第979話 野生の店員

 私に限らず、小売店のパートさんというのはですね、ぶっちゃけ専門知識なんてほぼないと思うんですよ。そうじゃない、私は専門知識もばっちりです! という方、ごめんなさいね。


 まぁ、売り場にずっといて、長く商品に触れている分、ちょっとは詳しかったりもしますし、名前と使い方くらいは知っていても、じゃあそれを実際に使ったことがあるか、というとそんなことはなかったり。


 だってね、よくよく考えてみてくださいって。

 例えば2種類の箱ティッシュを持ったお客様がいるとしてですよ。どっちかが保湿系の高いやつとかじゃなくて、どっちもスタンダードな安いやつだとします。


お客様「これ(A社製品)とこれ(B社製品)、何でこっちの方が高いの?」


 こんなことを聞かれてもですよ。ぶっちゃけ、知らんがな、って話です。メーカーが違えばそりゃあ価格も違いますわ、って。だから「これとこれ、何が違うの?」って聞かれたら、「作ってるメーカーが違うからです」って答えるしかないんですよ。価格を決めてるのはメーカーさんなんでしょうし。


 でもね、お客さんはそれでは納得しないんですよ。だって、それはお客さんもわかる部分だから。何なら「そんなの見たらわかるわよ、馬鹿にしてんの?」って方もいます。お客さんが知りたいのは、「(恐らく)店員にしかわからない、その商品の隠されたウリ」なんですよ。成分がどうとか、そういう話。


 知らんて。


 我々、そのメーカーから派遣されたわけじゃないから。よほどメーカーさんが「ウチのは他社にはない、こういうウリがありますんで、売る時にこっそりアピールよろしく」とか言ってくれないと、店員はわかりませんて。たまに日用品のメーカーさんが来ることもありますけど、新商品の入れ替え作業だけして帰るんですから。


 成分表示とかがある商品なら一応見比べたりもしますけど、何が何%配合とか書かれてもわかりませんって。

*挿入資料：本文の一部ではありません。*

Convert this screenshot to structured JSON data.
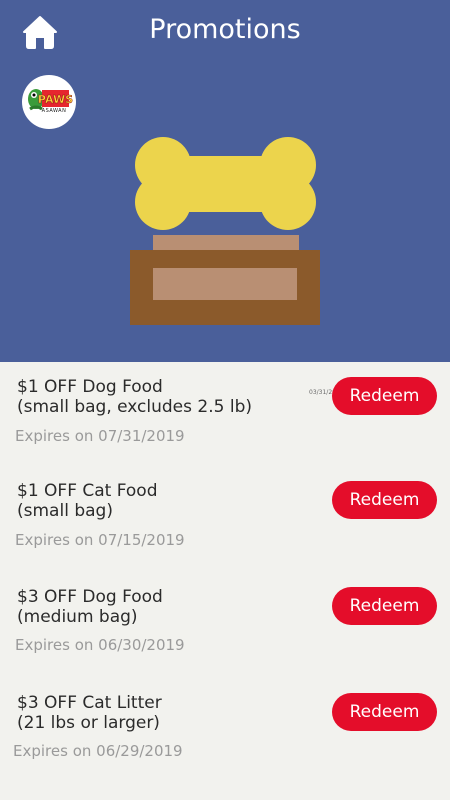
{
  "header": {
    "title": "Promotions",
    "background": "#4a5f9a",
    "home_icon": "home-icon",
    "logo_alt": "PAWS ASAWAN",
    "logo_text": "ASAWAN"
  },
  "hero": {
    "icon": "bone-on-pedestal-icon",
    "bone_color": "#ecd44c",
    "pedestal_color": "#8b5a2b"
  },
  "promotions": [
    {
      "title": "$1 OFF Dog Food\n(small bag, excludes 2.5 lb)",
      "expires": "Expires on 07/31/2019",
      "button": "Redeem"
    },
    {
      "title": "$1 OFF Cat Food\n(small bag)",
      "expires": "Expires on 07/15/2019",
      "button": "Redeem"
    },
    {
      "title": "$3 OFF Dog Food\n(medium bag)",
      "expires": "Expires on 06/30/2019",
      "button": "Redeem"
    },
    {
      "title": "$3 OFF Cat Litter\n(21 lbs or larger)",
      "expires": "Expires on 06/29/2019",
      "button": "Redeem"
    }
  ],
  "overlay_date": "03/31/2019",
  "colors": {
    "redeem": "#e40d2a",
    "list_bg": "#f2f2ee"
  }
}
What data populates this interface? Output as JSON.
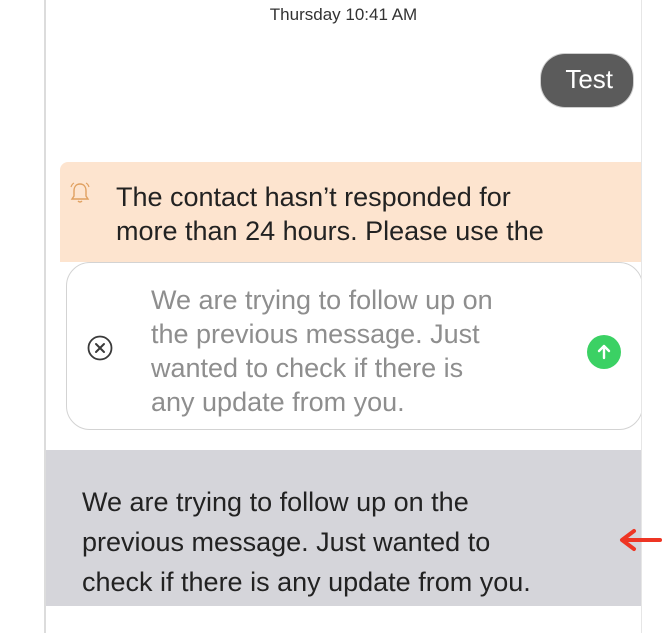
{
  "conversation": {
    "timestamp": "Thursday 10:41 AM",
    "sent_message": "Test"
  },
  "warning": {
    "icon": "bell-icon",
    "text_line1": "The contact hasn’t responded for",
    "text_line2": "more than 24 hours. Please use the"
  },
  "composer": {
    "clear_icon": "close-circle-icon",
    "line1": "We are trying to follow up on",
    "line2": "the previous message. Just",
    "line3": "wanted to check if there is",
    "line4": "any update from you.",
    "send_icon": "arrow-up-icon",
    "send_color": "#3bd164"
  },
  "suggestion": {
    "line1": "We are trying to follow up on the",
    "line2": "previous message. Just wanted to",
    "line3": "check if there is any update from you."
  },
  "annotation": {
    "arrow_icon": "red-arrow-left-icon",
    "arrow_color": "#ee3524"
  }
}
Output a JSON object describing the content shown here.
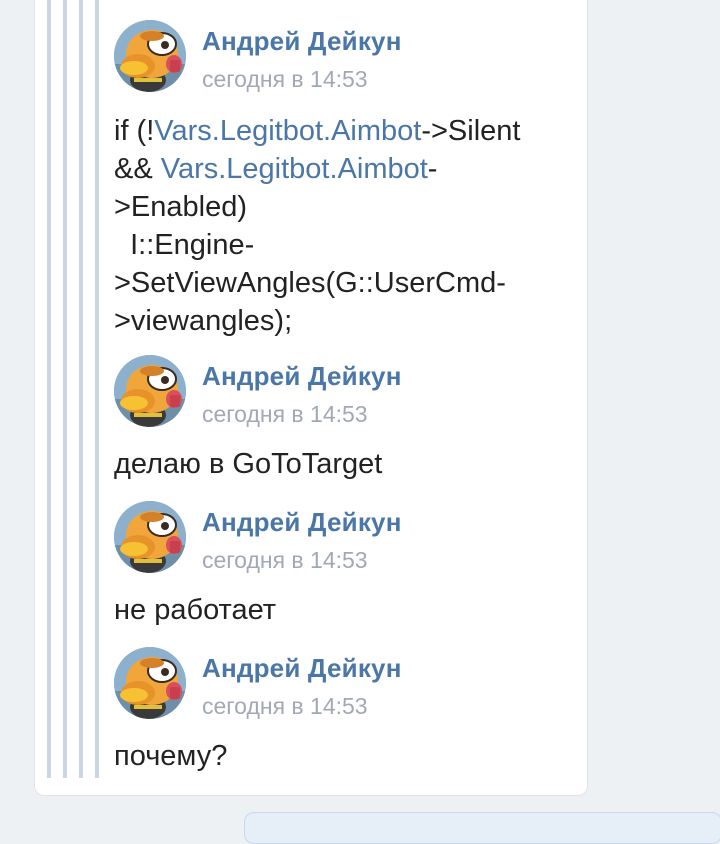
{
  "messages": [
    {
      "author": "Андрей Дейкун",
      "time": "сегодня в 14:53",
      "body": [
        {
          "text": "if (!",
          "link": false
        },
        {
          "text": "Vars.Legitbot.Aimbot",
          "link": true
        },
        {
          "text": "->Silent\n&& ",
          "link": false
        },
        {
          "text": "Vars.Legitbot.Aimbot",
          "link": true
        },
        {
          "text": "-\n>Enabled)\n  I::Engine-\n>SetViewAngles(G::UserCmd-\n>viewangles);",
          "link": false
        }
      ]
    },
    {
      "author": "Андрей Дейкун",
      "time": "сегодня в 14:53",
      "body": [
        {
          "text": "делаю в GoToTarget",
          "link": false
        }
      ]
    },
    {
      "author": "Андрей Дейкун",
      "time": "сегодня в 14:53",
      "body": [
        {
          "text": "не работает",
          "link": false
        }
      ]
    },
    {
      "author": "Андрей Дейкун",
      "time": "сегодня в 14:53",
      "body": [
        {
          "text": "почему?",
          "link": false
        }
      ]
    }
  ],
  "colors": {
    "author": "#4a76a8",
    "link": "#4a76a8",
    "time": "#a0a9b5",
    "quote_bar": "#c9d7e5",
    "background": "#eef1f4"
  },
  "icons": {
    "avatar": "cartoon-bird-avatar"
  }
}
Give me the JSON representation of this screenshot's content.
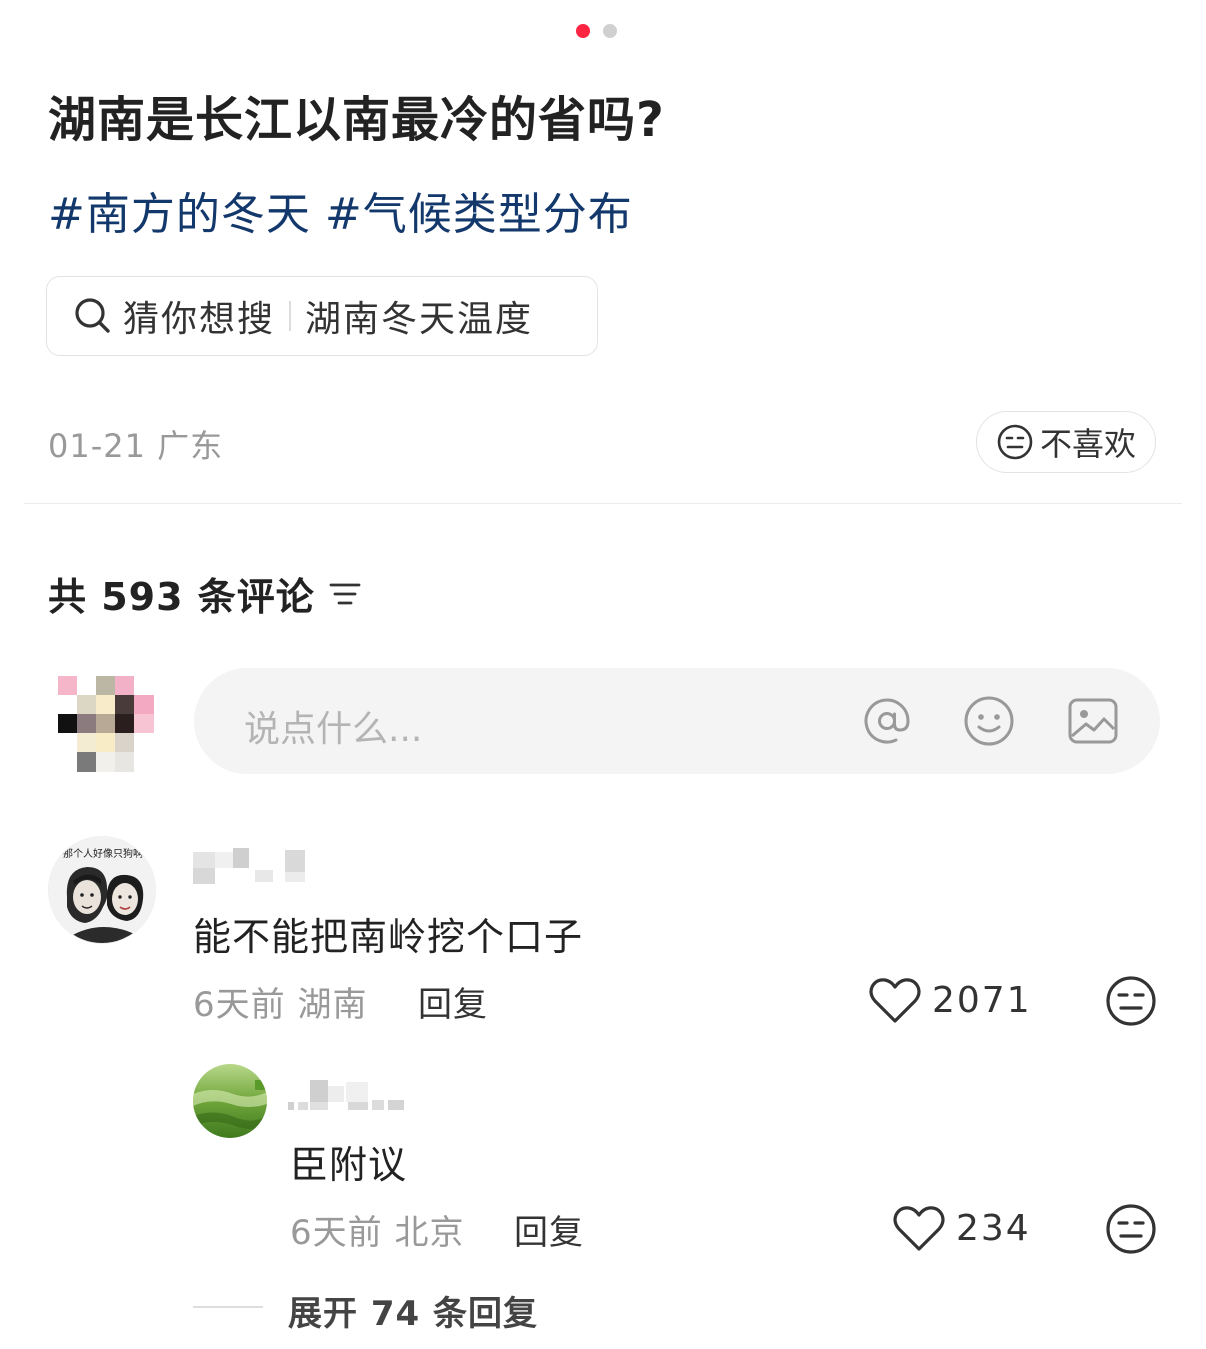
{
  "pager": {
    "total": 2,
    "active": 1
  },
  "post": {
    "title": "湖南是长江以南最冷的省吗?",
    "tags": [
      "#南方的冬天",
      "#气候类型分布"
    ],
    "suggest": {
      "prefix": "猜你想搜",
      "query": "湖南冬天温度"
    },
    "meta": "01-21 广东",
    "dislike_label": "不喜欢"
  },
  "comments_header": {
    "count_text": "共 593 条评论"
  },
  "input": {
    "placeholder": "说点什么..."
  },
  "comments": [
    {
      "text": "能不能把南岭挖个口子",
      "meta": "6天前 湖南",
      "reply_label": "回复",
      "likes": "2071",
      "avatar_caption": "那个人好像只狗啊"
    }
  ],
  "replies": [
    {
      "text": "臣附议",
      "meta": "6天前 北京",
      "reply_label": "回复",
      "likes": "234"
    }
  ],
  "expand": {
    "label": "展开 74 条回复"
  },
  "colors": {
    "accent": "#ff2442",
    "tag": "#13386c",
    "muted": "#999999"
  },
  "icons": [
    "search-icon",
    "neutral-face-icon",
    "sort-icon",
    "at-icon",
    "smiley-icon",
    "image-icon",
    "heart-icon"
  ]
}
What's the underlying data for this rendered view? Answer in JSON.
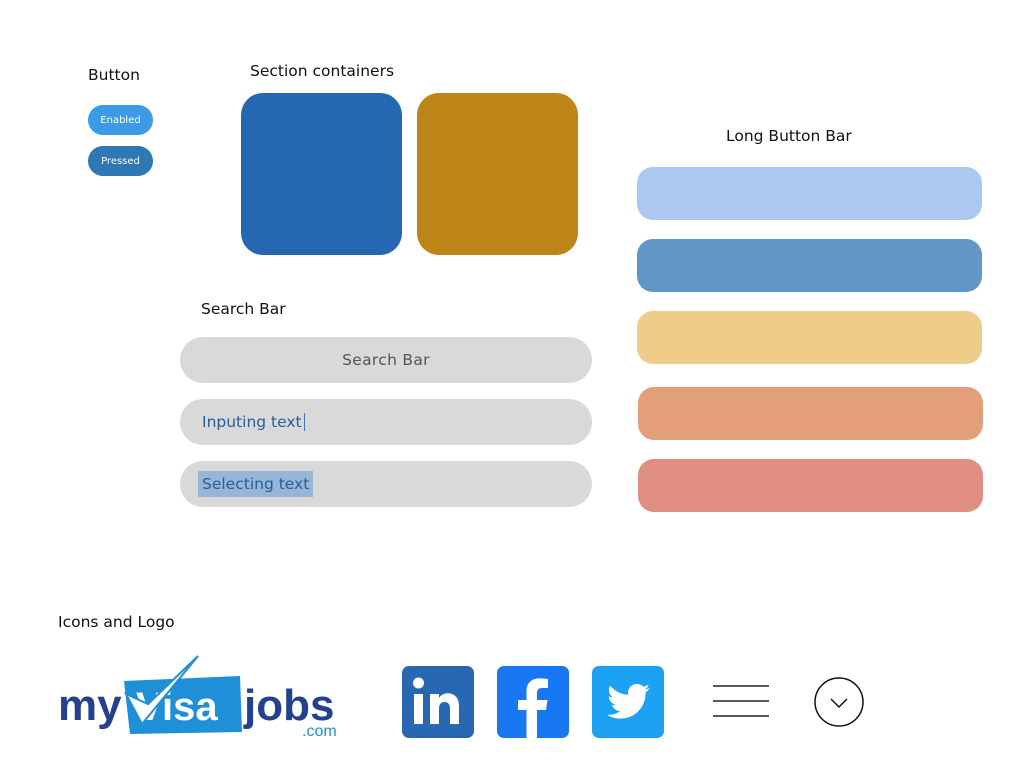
{
  "button_section": {
    "title": "Button",
    "enabled_label": "Enabled",
    "pressed_label": "Pressed"
  },
  "containers_section": {
    "title": "Section containers"
  },
  "search_section": {
    "title": "Search Bar",
    "placeholder_label": "Search Bar",
    "input_text": "Inputing text",
    "selected_text": "Selecting text"
  },
  "long_bar_section": {
    "title": "Long Button Bar"
  },
  "icons_section": {
    "title": "Icons and Logo",
    "logo": {
      "part1": "my",
      "part2": "Visa",
      "part3": "jobs",
      "part4": ".com"
    },
    "icons": [
      "linkedin-icon",
      "facebook-icon",
      "twitter-icon",
      "menu-icon",
      "chevron-down-circle-icon"
    ]
  },
  "colors": {
    "enabled": "#3d9be5",
    "pressed": "#2e78b5",
    "container_blue": "#2567b0",
    "container_gold": "#bd8417",
    "bar1": "#abc8f2",
    "bar2": "#6196c7",
    "bar3": "#edcd89",
    "bar4": "#e39e7a",
    "bar5": "#e18e82",
    "linkedin": "#2867b2",
    "facebook": "#1877f2",
    "twitter": "#1da1f2"
  }
}
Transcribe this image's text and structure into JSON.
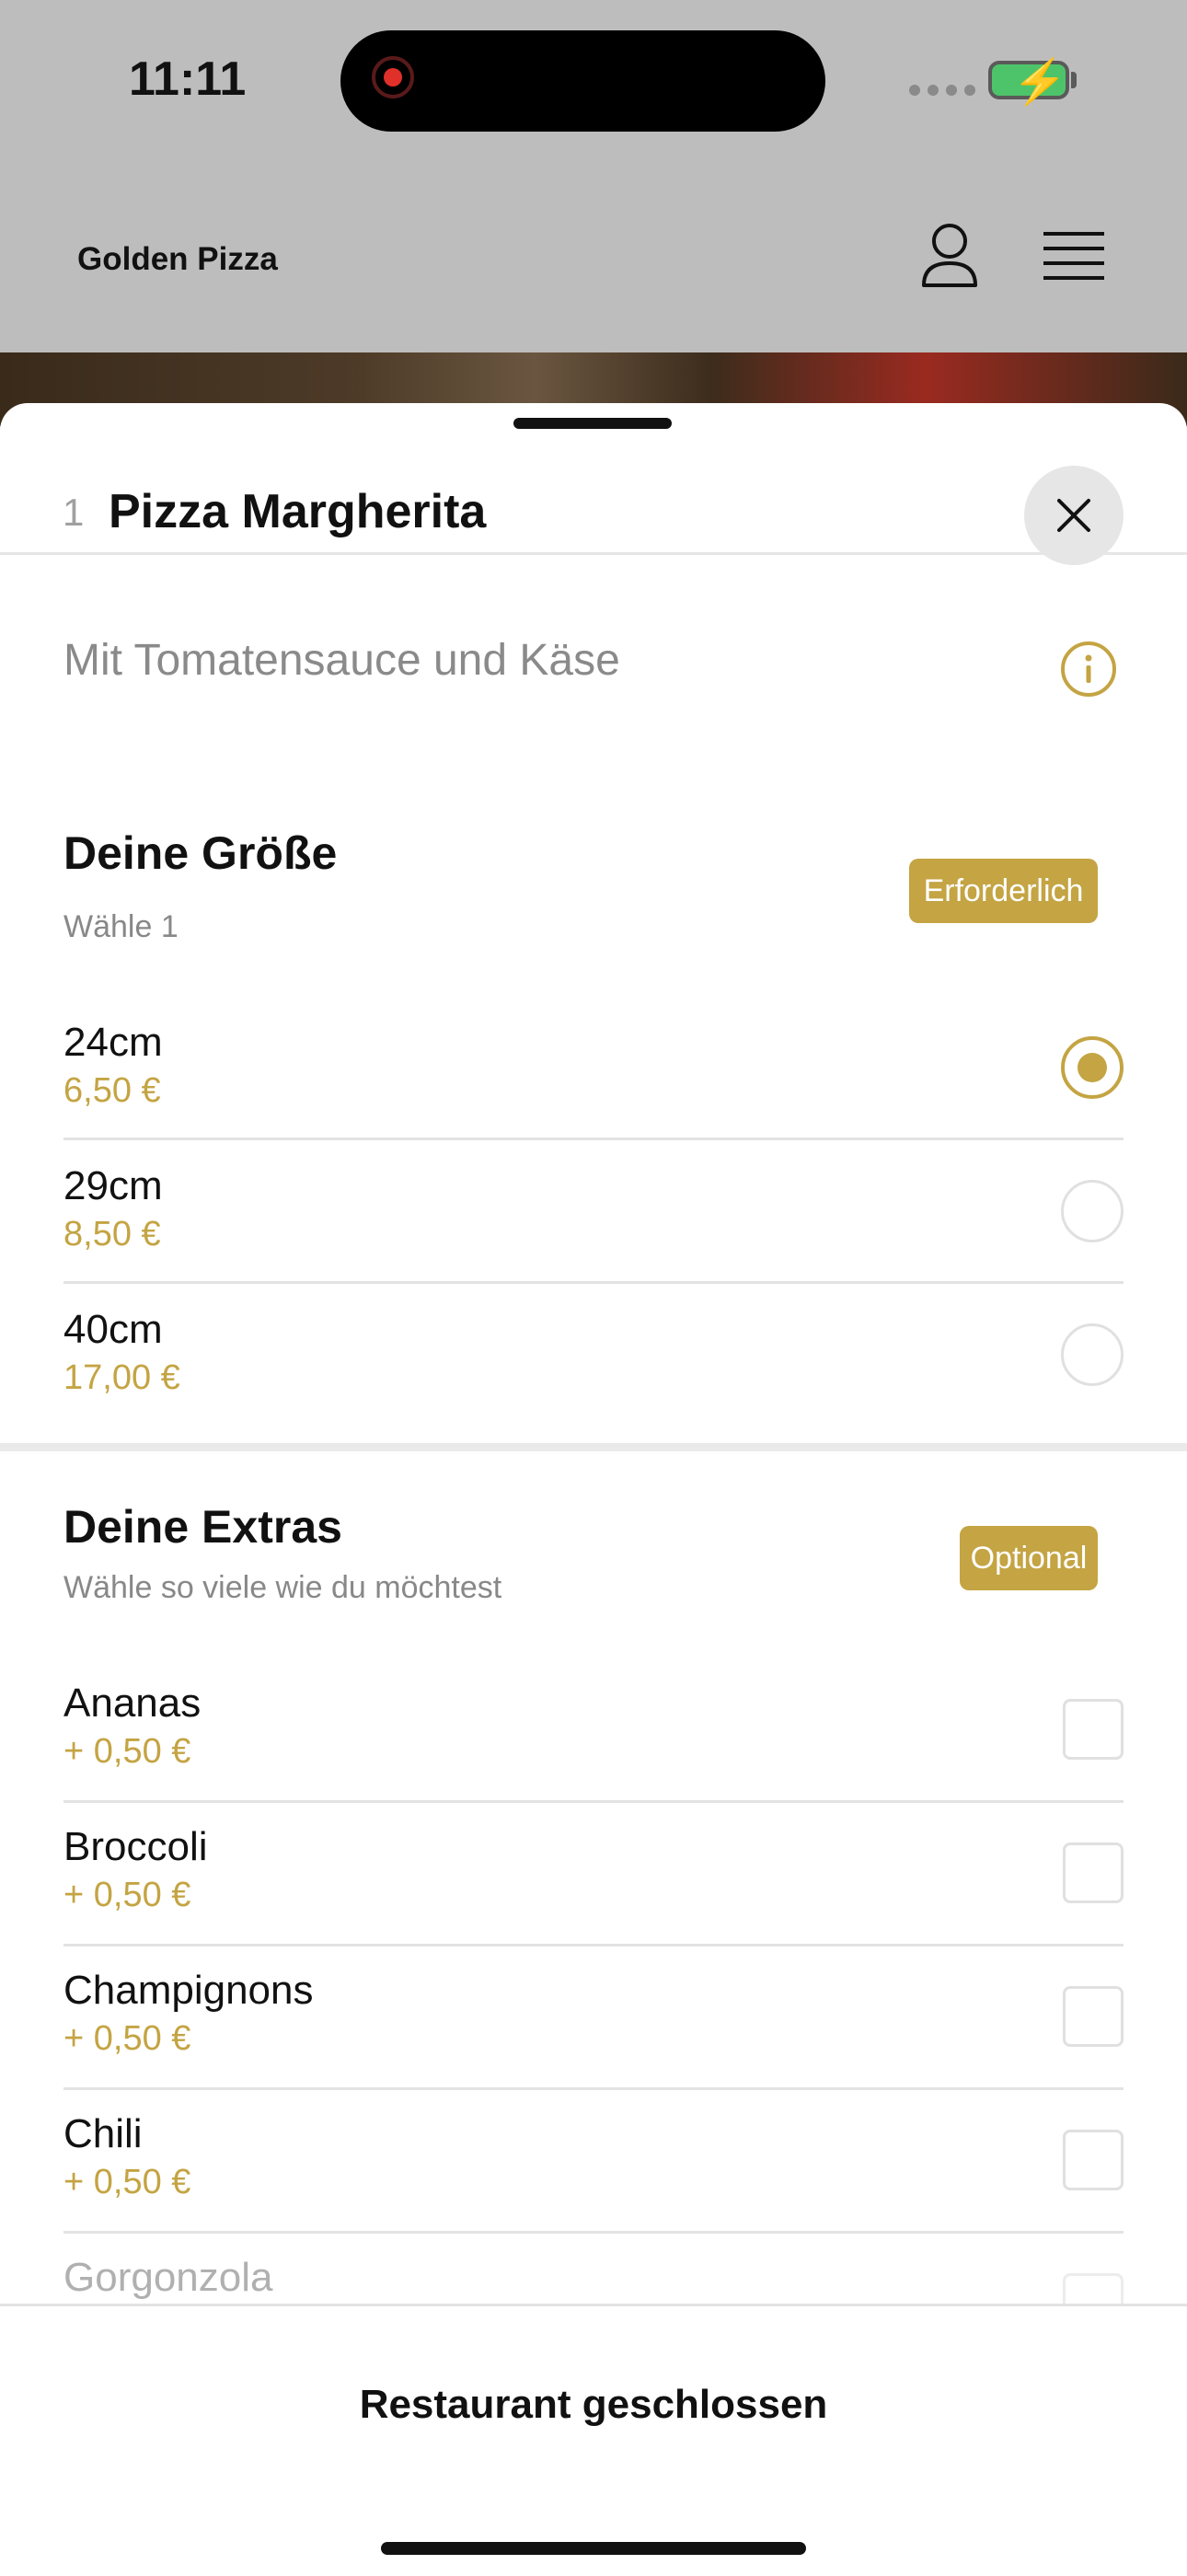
{
  "status_bar": {
    "time": "11:11"
  },
  "header": {
    "brand": "Golden Pizza"
  },
  "sheet": {
    "quantity": "1",
    "title": "Pizza Margherita",
    "description": "Mit Tomatensauce und Käse"
  },
  "size_section": {
    "title": "Deine Größe",
    "subtitle": "Wähle 1",
    "badge": "Erforderlich",
    "options": [
      {
        "name": "24cm",
        "price": "6,50 €",
        "selected": true
      },
      {
        "name": "29cm",
        "price": "8,50 €",
        "selected": false
      },
      {
        "name": "40cm",
        "price": "17,00 €",
        "selected": false
      }
    ]
  },
  "extras_section": {
    "title": "Deine Extras",
    "subtitle": "Wähle so viele wie du möchtest",
    "badge": "Optional",
    "options": [
      {
        "name": "Ananas",
        "price": "+ 0,50 €"
      },
      {
        "name": "Broccoli",
        "price": "+ 0,50 €"
      },
      {
        "name": "Champignons",
        "price": "+ 0,50 €"
      },
      {
        "name": "Chili",
        "price": "+ 0,50 €"
      },
      {
        "name": "Gorgonzola",
        "price": ""
      }
    ]
  },
  "footer": {
    "status": "Restaurant geschlossen"
  },
  "colors": {
    "accent": "#c4a443",
    "overlay": "#bdbdbd"
  }
}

そっち方面の人間じゃないんだから。


 あと、家電とか電動工具とか農機具なんかもそうですね。使い方を聞いてくるとか、バッテリーはどれだとかくらいならまだ良いんですよ。説明書を一緒に見ながらああだこうだするだけですから。


 問題は他社製品との比較。

 それもほぼほぼ性能が同じのやつ。

 これでまだ馬力が全然違うとか、LEDライトがついてるとか、そういうのがあれば良いんですけど、もうまじでほぼほぼ変わらないのに値段が違ったりするともう!


「これとこれ、ほぼ同じだよね? 何で値段違うの?」


 メーカーが違うからですね! 

 

 それで納得する人もいるんですけどね。大抵の人は、何かジョーク的な切り替えしだとでも思っているのか、「はいはい、そういうのは良いから。それで? 何が違うの?」みたいな反応なんですよね。


 あのね、社員ならともかく、我々はパートのおばちゃんよ? そんな専門知識バリバリだったらこんなところで働いてないでしょうよ。

 

 我々が得意なのはね、〇〇の売り場を案内するとか、品切れの商品を取り寄せるとか、そういうやつなわけ。一応初期研修で自分の担当売り場の基礎知識くらいは学ぶけど、そこから先の知識については各人のやる気なの。

 そんで、自分の担当外のことはほぼほぼ無知なのよ。


 だから、店に売ってるもののことは何でも知ってるだろう、みたいな感じでぐいぐい来られても正直困るわけです。


 それでですよ。

 ごくごく稀にですね、そんな感じでアウアウとあっぷあっぷの接客をしておりますと、


「あーそれはね」


 なんて言って、そこに割り込んでくれる人がいるんですね。もちろん従業員ではありません。カテゴリ的にはお客様です。お客様なんですけど、その道に詳しい方なんでしょうね、素人丸出しのおばちゃん接客に耐えかねて、救いの手を差し伸べてくれるわけです。


 私はそういう人達を『野生の店員』と心の中で呼んでいます。

 大抵男性なんですよね。いまのところ女性の方が助けに来てくれたことはないです。


 私はこの人達のお陰で、蛍光灯に『グロースタータ形(グロー管も必要)』と『ラピッドスタート形(グロー管不要)』というのがあるのを知りましたから。大変ありがたいですね。勉強になりました。


 ただ私、家電担当じゃないからさ。

 次からは家電担当の人が接客してくれよ……。